As systemic steroids lower blood eosinophil levels, ICS may also lower blood eosinophil levels. Kreindler et al20 reported that ICS have only limited effects on the blood eosinophil count. The change in the mean of blood eosinophil count from baseline to 1-year follow-up was slightly lower in ICS users than nonusers and was not significant (−8/μL vs −16/μL, p-value = 0.497). Given that 40% of the patients were ICS users and that there were fewer patients in the VI group than in the VD group, ICS might affect the blood eosinophil count, but the total effects would be minimal, and it may not be a challenge to determine the cutoff for the blood eosinophil count in patient with COPD.
ICS reduce exacerbations in patients with COPD and a consistently high eosinophil level but not the patients with a consistently low eosinophil level. One-fifth of patients showed significantly varying eosinophil counts during the 1-year follow-up, and the response to the ICS differed according to the variability in the eosinophil count. Therefore, regular follow-up of the blood eosinophil count is required for patients with COPD.
AE, acute exacerbation; CH group, consistently high eosinophil group; CI, confidence interval; CL group, consistently low eosinophil group; FEV1, forced expiratory volume in one second; ICC, intraclass correlation coefficient; ICS, inhaled corticosteroid; KOCOSS, Korean COPD Subtype Study; mMRC, the modified Medical Research Council; SNUAR, Seoul National University Airway Registry; RR, relative risk; VD group, variably decreasing eosinophil group; VI group, variably increasing eosinophil group.

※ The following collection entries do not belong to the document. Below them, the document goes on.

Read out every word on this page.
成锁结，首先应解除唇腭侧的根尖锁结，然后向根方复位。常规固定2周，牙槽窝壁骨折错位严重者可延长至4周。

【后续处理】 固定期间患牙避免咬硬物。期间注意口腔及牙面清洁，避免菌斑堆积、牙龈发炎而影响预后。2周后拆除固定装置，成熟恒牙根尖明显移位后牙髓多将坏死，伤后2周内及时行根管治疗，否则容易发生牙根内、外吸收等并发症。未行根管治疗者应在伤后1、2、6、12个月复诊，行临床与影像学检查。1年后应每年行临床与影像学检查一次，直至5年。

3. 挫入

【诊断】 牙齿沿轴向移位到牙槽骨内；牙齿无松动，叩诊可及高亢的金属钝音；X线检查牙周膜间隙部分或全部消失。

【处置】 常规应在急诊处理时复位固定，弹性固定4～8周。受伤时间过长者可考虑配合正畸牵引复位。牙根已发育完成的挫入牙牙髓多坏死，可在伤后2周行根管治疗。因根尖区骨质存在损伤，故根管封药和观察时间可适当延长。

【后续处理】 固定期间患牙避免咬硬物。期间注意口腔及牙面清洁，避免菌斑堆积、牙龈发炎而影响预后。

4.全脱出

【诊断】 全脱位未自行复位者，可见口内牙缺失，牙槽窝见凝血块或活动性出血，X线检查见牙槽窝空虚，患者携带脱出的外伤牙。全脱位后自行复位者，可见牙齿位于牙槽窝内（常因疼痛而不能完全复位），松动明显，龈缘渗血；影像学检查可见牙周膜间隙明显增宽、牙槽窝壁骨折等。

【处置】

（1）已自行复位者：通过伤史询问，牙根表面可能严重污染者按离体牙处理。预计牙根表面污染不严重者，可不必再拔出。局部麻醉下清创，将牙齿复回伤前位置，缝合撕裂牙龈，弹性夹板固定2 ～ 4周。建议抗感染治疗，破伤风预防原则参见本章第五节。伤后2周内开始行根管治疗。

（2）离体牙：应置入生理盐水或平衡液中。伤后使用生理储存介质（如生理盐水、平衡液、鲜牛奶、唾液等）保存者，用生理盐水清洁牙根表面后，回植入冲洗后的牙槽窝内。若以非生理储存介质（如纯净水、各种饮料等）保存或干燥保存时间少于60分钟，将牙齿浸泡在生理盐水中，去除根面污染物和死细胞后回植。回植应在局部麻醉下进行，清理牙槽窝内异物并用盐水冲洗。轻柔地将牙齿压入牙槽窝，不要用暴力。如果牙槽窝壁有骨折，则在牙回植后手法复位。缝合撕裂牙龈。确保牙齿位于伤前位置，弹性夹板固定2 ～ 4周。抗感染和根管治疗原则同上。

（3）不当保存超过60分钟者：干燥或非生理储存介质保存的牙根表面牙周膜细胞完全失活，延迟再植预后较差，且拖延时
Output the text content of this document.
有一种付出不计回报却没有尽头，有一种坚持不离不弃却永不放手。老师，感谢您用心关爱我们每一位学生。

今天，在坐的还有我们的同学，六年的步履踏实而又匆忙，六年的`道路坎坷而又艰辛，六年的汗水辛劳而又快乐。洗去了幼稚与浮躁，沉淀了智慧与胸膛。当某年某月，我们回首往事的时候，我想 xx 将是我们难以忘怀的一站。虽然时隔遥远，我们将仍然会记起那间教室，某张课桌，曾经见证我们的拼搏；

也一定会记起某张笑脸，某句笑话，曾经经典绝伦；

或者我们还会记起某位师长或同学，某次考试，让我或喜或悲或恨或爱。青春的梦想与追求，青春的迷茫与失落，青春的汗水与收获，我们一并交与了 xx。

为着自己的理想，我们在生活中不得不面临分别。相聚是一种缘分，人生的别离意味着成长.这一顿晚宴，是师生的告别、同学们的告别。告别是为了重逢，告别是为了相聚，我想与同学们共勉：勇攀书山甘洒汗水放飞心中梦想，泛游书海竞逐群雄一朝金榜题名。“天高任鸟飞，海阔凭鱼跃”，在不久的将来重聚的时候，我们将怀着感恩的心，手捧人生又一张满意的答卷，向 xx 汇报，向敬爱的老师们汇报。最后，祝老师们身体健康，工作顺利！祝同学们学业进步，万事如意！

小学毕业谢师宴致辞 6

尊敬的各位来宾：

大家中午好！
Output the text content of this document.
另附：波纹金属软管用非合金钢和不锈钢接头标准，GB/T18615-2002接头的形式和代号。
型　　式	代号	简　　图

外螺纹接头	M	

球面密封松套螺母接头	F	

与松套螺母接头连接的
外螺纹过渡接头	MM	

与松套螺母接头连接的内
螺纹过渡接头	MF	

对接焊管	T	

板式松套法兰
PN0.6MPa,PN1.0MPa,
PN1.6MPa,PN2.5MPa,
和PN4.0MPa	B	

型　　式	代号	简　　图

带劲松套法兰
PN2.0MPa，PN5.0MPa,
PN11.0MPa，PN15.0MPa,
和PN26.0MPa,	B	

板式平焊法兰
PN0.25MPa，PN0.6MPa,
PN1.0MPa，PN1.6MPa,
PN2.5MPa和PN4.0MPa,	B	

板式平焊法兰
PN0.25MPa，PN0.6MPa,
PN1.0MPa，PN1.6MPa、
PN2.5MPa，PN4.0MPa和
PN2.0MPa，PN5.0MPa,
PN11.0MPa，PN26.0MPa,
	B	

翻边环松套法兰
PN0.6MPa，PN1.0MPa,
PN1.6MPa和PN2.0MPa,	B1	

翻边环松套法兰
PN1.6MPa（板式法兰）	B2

Ethics Approval and Informed Consent
The written informed consent was obtained from all study participants. The study was approved by the institutional review board (IRB) at each center: Seoul National University Hospital IRB, Catholic Medical Center Central IRB, Yonsei University Wonju College of Medicine IRB, Severance Hospital IRB, Soon Chun Hyang University Cheonan Hospital IRB, Ajou University Hospital IRB, Hallym University Dongtan Sacred Heart Hospital IRB, Hallym University Chuncheon Sacred Heart Hospital IRB, Hallym University Pyeongchon Sacred Heart Hospital IRB, Hanyang University Guri Hospital IRB, Konkuk University Hospital IRB, Konkuk University Chungju Hospital IRB, Hallym University Kangdong Sacred Heart Hospital IRB, Hallym University Kangnam Sacred Heart Hospital IRB, Seoul National University Boramae Medical Center IRB, Korea University Guro Hospital IRB, Korea University Anam Hospital IRB, Dongguk University Gyeongju Hospital IRB, Dong-A University Hospital IRB, Gachon University Gil Medical Center IRB, Gangnam Severance Hospital IRB, Kyung Hee University Hospital at Gangdong IRB, Kangbuk Samsung Hospital IRB, Kangwon National University Hospital IRB, Kyungpook National University Hospital IRB, Gyeongsang National University Hospital IRB, Pusan National University Hospital IRB, Soon Chun Hyang University Bucheon Hospital IRB, Seoul National University Bundang Hospital IRB, CHA Bundang Medical Center, CHA University IRB, Asan Medical Center IRB, Inje University Ilsan Paik Hospital IRB, Eulji General Hospital IRB, Samsung Medical Center IRB, Ulsan University Hospital IRB, Soon Chun Hyang University Seoul Hospital IRB, Yeungnam University Hospital IRB, Ewha Womans University Mok-dong Hospital IRB, Inha University Hospital IRB, Chonbuk National University Hospital IRB, and Jeju National University Hospital IRB.
A part of this study was presented at the poster discussion session in the European Respiratory Society International Congress 2019, Madrid, Spain.
All authors have no conflicts of interest to report.